Data Protection Accountability: NDPC Issues Guidance Notice To Controllers And Processors

The Nigeria Data Protection Commission (NDPC) has read the riot act to to data controllers and processors as it looks to enforce data subjects rights and promote trust in Nigeria’s digital economy ecosystem.
This comes just as the supervisory and regulatory authority for data protection in Nigeria has stepped up Data Protection Accountability.
This is according to a Statement by the Lead, Legal, Enforcement and Regulations Department, NDPC, Babatunde Bamigboye, and made available to Journalists.
In its Guidance Notice titled: GUIDANCE NOTICE ON THE FILING OF DATA PROTECTION COMPLIANCE AUDIT RETURNS (CAR), the Commission advices data controllers and processors to file compliance audit returns or risk being excluded from the National Data Protection Adequacy Programme (NaDPAP) Whitelist.
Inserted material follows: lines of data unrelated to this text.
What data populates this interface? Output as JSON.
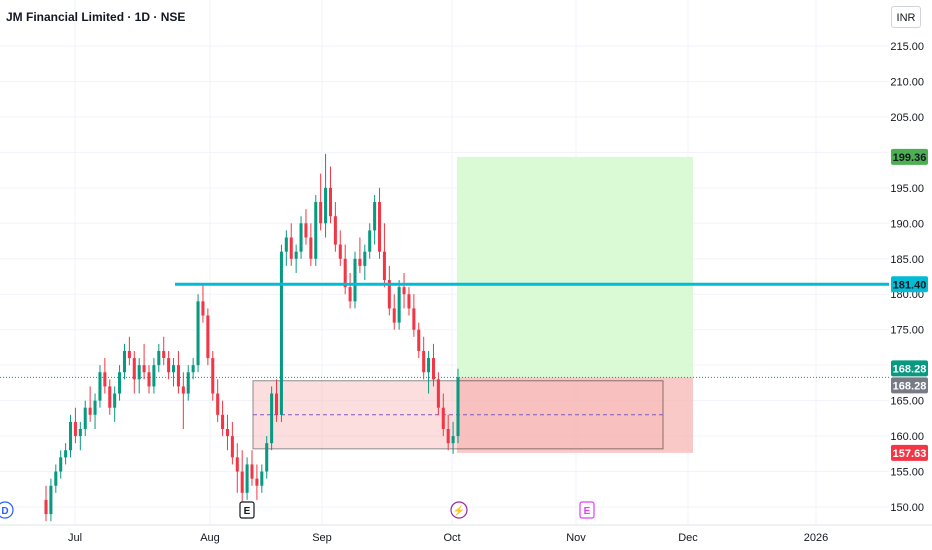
{
  "header": {
    "title": "JM Financial Limited · 1D · NSE",
    "currency": "INR"
  },
  "colors": {
    "up": "#089981",
    "down": "#f23645",
    "level_line": "#00bcd4",
    "target_zone": "#d6fad0",
    "stop_zone": "#f7b7b4",
    "entry_zone": "#fde2e0",
    "dashed_mid": "#7e57c2",
    "target_label": "#4caf50",
    "current_price_label": "#089981",
    "last_close_label": "#787b86",
    "stop_label": "#f23645",
    "level_label": "#00bcd4"
  },
  "chart_data": {
    "type": "candlestick",
    "title": "JM Financial Limited · 1D · NSE",
    "x_axis": {
      "tick_labels": [
        "Jul",
        "Aug",
        "Sep",
        "Oct",
        "Nov",
        "Dec",
        "2026"
      ]
    },
    "y_axis": {
      "range": [
        148,
        219
      ],
      "tick_labels": [
        "215.00",
        "210.00",
        "205.00",
        "200.00",
        "195.00",
        "190.00",
        "185.00",
        "180.00",
        "175.00",
        "170.00",
        "165.00",
        "160.00",
        "155.00",
        "150.00"
      ]
    },
    "price_labels": [
      {
        "text": "199.36",
        "value": 199.36,
        "role": "target"
      },
      {
        "text": "181.40",
        "value": 181.4,
        "role": "level"
      },
      {
        "text": "168.28",
        "value": 168.28,
        "role": "current"
      },
      {
        "text": "168.28",
        "value": 168.28,
        "role": "last-close"
      },
      {
        "text": "157.63",
        "value": 157.63,
        "role": "stop"
      }
    ],
    "horizontal_level": 181.4,
    "current_price": 168.28,
    "demand_zone": {
      "low": 158.2,
      "high": 167.8,
      "mid": 163.0
    },
    "position": {
      "entry": 168.28,
      "target": 199.36,
      "stop": 157.63
    },
    "event_markers": [
      {
        "label": "D",
        "type": "dividend"
      },
      {
        "label": "E",
        "type": "earnings"
      },
      {
        "label": "⚡",
        "type": "split"
      },
      {
        "label": "E",
        "type": "earnings-upcoming"
      }
    ],
    "candles": [
      [
        151,
        153,
        148,
        149
      ],
      [
        149,
        154,
        148,
        153
      ],
      [
        153,
        156,
        152,
        155
      ],
      [
        155,
        158,
        154,
        157
      ],
      [
        157,
        159,
        156,
        158
      ],
      [
        158,
        163,
        157,
        162
      ],
      [
        162,
        164,
        159,
        160
      ],
      [
        160,
        162,
        158,
        161
      ],
      [
        161,
        165,
        160,
        164
      ],
      [
        164,
        167,
        162,
        163
      ],
      [
        163,
        166,
        161,
        165
      ],
      [
        165,
        170,
        164,
        169
      ],
      [
        169,
        171,
        166,
        167
      ],
      [
        167,
        168,
        163,
        164
      ],
      [
        164,
        167,
        162,
        166
      ],
      [
        166,
        170,
        165,
        169
      ],
      [
        169,
        173,
        168,
        172
      ],
      [
        172,
        174,
        170,
        171
      ],
      [
        171,
        172,
        166,
        168
      ],
      [
        168,
        171,
        166,
        170
      ],
      [
        170,
        173,
        168,
        169
      ],
      [
        169,
        170,
        166,
        167
      ],
      [
        167,
        171,
        166,
        170
      ],
      [
        170,
        173,
        169,
        172
      ],
      [
        172,
        174,
        170,
        171
      ],
      [
        171,
        172,
        168,
        169
      ],
      [
        169,
        171,
        167,
        170
      ],
      [
        170,
        172,
        166,
        167
      ],
      [
        167,
        169,
        161,
        166
      ],
      [
        166,
        170,
        165,
        169
      ],
      [
        169,
        171,
        168,
        170
      ],
      [
        170,
        180,
        169,
        179
      ],
      [
        179,
        181.4,
        176,
        177
      ],
      [
        177,
        178,
        170,
        171
      ],
      [
        171,
        172,
        165,
        166
      ],
      [
        166,
        168,
        162,
        163
      ],
      [
        163,
        165,
        160,
        161
      ],
      [
        161,
        163,
        158,
        160
      ],
      [
        160,
        162,
        156,
        157
      ],
      [
        157,
        159,
        152,
        155
      ],
      [
        155,
        158,
        150,
        152
      ],
      [
        152,
        157,
        151,
        156
      ],
      [
        156,
        158,
        153,
        154
      ],
      [
        154,
        156,
        151,
        153
      ],
      [
        153,
        156,
        152,
        155
      ],
      [
        155,
        160,
        154,
        159
      ],
      [
        159,
        167,
        158,
        166
      ],
      [
        166,
        168,
        162,
        163
      ],
      [
        163,
        187,
        162,
        186
      ],
      [
        186,
        189,
        184,
        188
      ],
      [
        188,
        190,
        184,
        185
      ],
      [
        185,
        187,
        183,
        186
      ],
      [
        186,
        191,
        185,
        190
      ],
      [
        190,
        192,
        187,
        188
      ],
      [
        188,
        190,
        184,
        185
      ],
      [
        185,
        194,
        184,
        193
      ],
      [
        193,
        197,
        189,
        190
      ],
      [
        190,
        199.8,
        188,
        195
      ],
      [
        195,
        198,
        190,
        191
      ],
      [
        191,
        193,
        186,
        187
      ],
      [
        187,
        189,
        184,
        185
      ],
      [
        185,
        187,
        180,
        181
      ],
      [
        181,
        183,
        178,
        179
      ],
      [
        179,
        186,
        178,
        185
      ],
      [
        185,
        188,
        183,
        184
      ],
      [
        184,
        187,
        182,
        186
      ],
      [
        186,
        190,
        185,
        189
      ],
      [
        189,
        194,
        187,
        193
      ],
      [
        193,
        195,
        185,
        186
      ],
      [
        186,
        190,
        181,
        182
      ],
      [
        182,
        184,
        177,
        178
      ],
      [
        178,
        180,
        175,
        176
      ],
      [
        176,
        182,
        175,
        181
      ],
      [
        181,
        183,
        178,
        180
      ],
      [
        180,
        181,
        177,
        178
      ],
      [
        178,
        180,
        174,
        175
      ],
      [
        175,
        176,
        171,
        172
      ],
      [
        172,
        174,
        168,
        169
      ],
      [
        169,
        172,
        166,
        171
      ],
      [
        171,
        173,
        167,
        168
      ],
      [
        168,
        169,
        163,
        164
      ],
      [
        164,
        166,
        160,
        161
      ],
      [
        161,
        163,
        158,
        159
      ],
      [
        159,
        162,
        157.5,
        160
      ],
      [
        160,
        169.5,
        159,
        168.28
      ]
    ]
  }
}
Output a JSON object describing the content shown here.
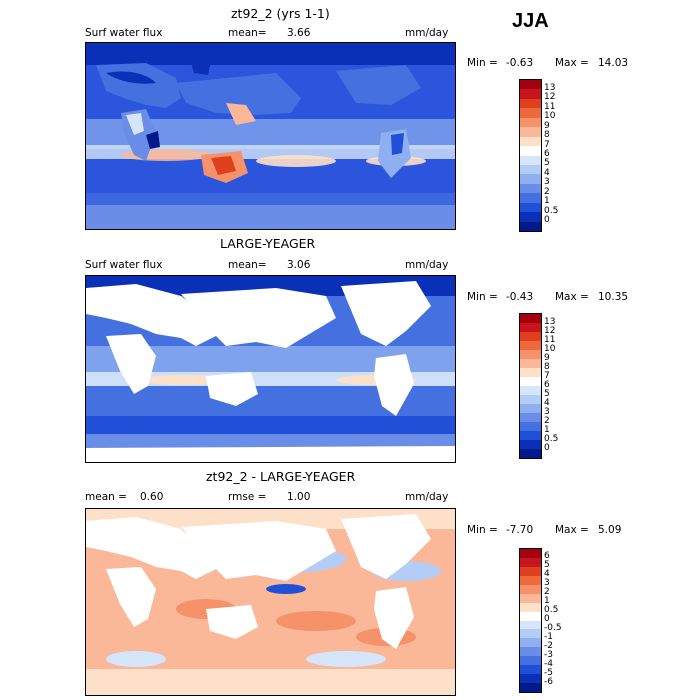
{
  "season": "JJA",
  "panels": [
    {
      "id": "model",
      "title": "zt92_2 (yrs 1-1)",
      "left_label": "Surf water flux",
      "mean_label": "mean=",
      "mean_value": "3.66",
      "units": "mm/day",
      "min_label": "Min =",
      "min_value": "-0.63",
      "max_label": "Max =",
      "max_value": "14.03",
      "colorbar_ticks": [
        "13",
        "12",
        "11",
        "10",
        "9",
        "8",
        "7",
        "6",
        "5",
        "4",
        "3",
        "2",
        "1",
        "0.5",
        "0"
      ],
      "colorbar_colors": [
        "#a50010",
        "#c8141e",
        "#e0401e",
        "#ee6a3a",
        "#f6926a",
        "#fbb898",
        "#fde0c8",
        "#ffffff",
        "#d6e6fa",
        "#b4cdf6",
        "#8eaff0",
        "#6a8ee8",
        "#4470e0",
        "#2050d8",
        "#0a30b8",
        "#001a8c"
      ]
    },
    {
      "id": "obs",
      "title": "LARGE-YEAGER",
      "left_label": "Surf water flux",
      "mean_label": "mean=",
      "mean_value": "3.06",
      "units": "mm/day",
      "min_label": "Min =",
      "min_value": "-0.43",
      "max_label": "Max =",
      "max_value": "10.35",
      "colorbar_ticks": [
        "13",
        "12",
        "11",
        "10",
        "9",
        "8",
        "7",
        "6",
        "5",
        "4",
        "3",
        "2",
        "1",
        "0.5",
        "0"
      ],
      "colorbar_colors": [
        "#a50010",
        "#c8141e",
        "#e0401e",
        "#ee6a3a",
        "#f6926a",
        "#fbb898",
        "#fde0c8",
        "#ffffff",
        "#d6e6fa",
        "#b4cdf6",
        "#8eaff0",
        "#6a8ee8",
        "#4470e0",
        "#2050d8",
        "#0a30b8",
        "#001a8c"
      ]
    },
    {
      "id": "diff",
      "title": "zt92_2 - LARGE-YEAGER",
      "left_label": "mean =",
      "mean_label": "",
      "mean_value": "0.60",
      "rmse_label": "rmse =",
      "rmse_value": "1.00",
      "units": "mm/day",
      "min_label": "Min =",
      "min_value": "-7.70",
      "max_label": "Max =",
      "max_value": "5.09",
      "colorbar_ticks": [
        "6",
        "5",
        "4",
        "3",
        "2",
        "1",
        "0.5",
        "0",
        "-0.5",
        "-1",
        "-2",
        "-3",
        "-4",
        "-5",
        "-6"
      ],
      "colorbar_colors": [
        "#a50010",
        "#c8141e",
        "#e0401e",
        "#ee6a3a",
        "#f6926a",
        "#fbb898",
        "#fde0c8",
        "#ffffff",
        "#d6e6fa",
        "#b4cdf6",
        "#8eaff0",
        "#6a8ee8",
        "#4470e0",
        "#2050d8",
        "#0a30b8",
        "#001a8c"
      ]
    }
  ]
}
The data controllers and processors comprise banks, telcos, hospitals, schools, ICT companies, data centres among others.
“It will be recalled that the National Commissioner/CEO, NDPC, Dr Vincent Olatunji recently disclosed that the Commission is carrying out free induction training for designated Data Protection Officers in both public and private sectors so as to ensure that Nigeria can contribute competitvely to the global digital economy.
“The Commission further advices that agents and contractors who carry out data processing on behalf of data controllers should be trained and onboarded on the Commission’s portal,” the NDPC appeals.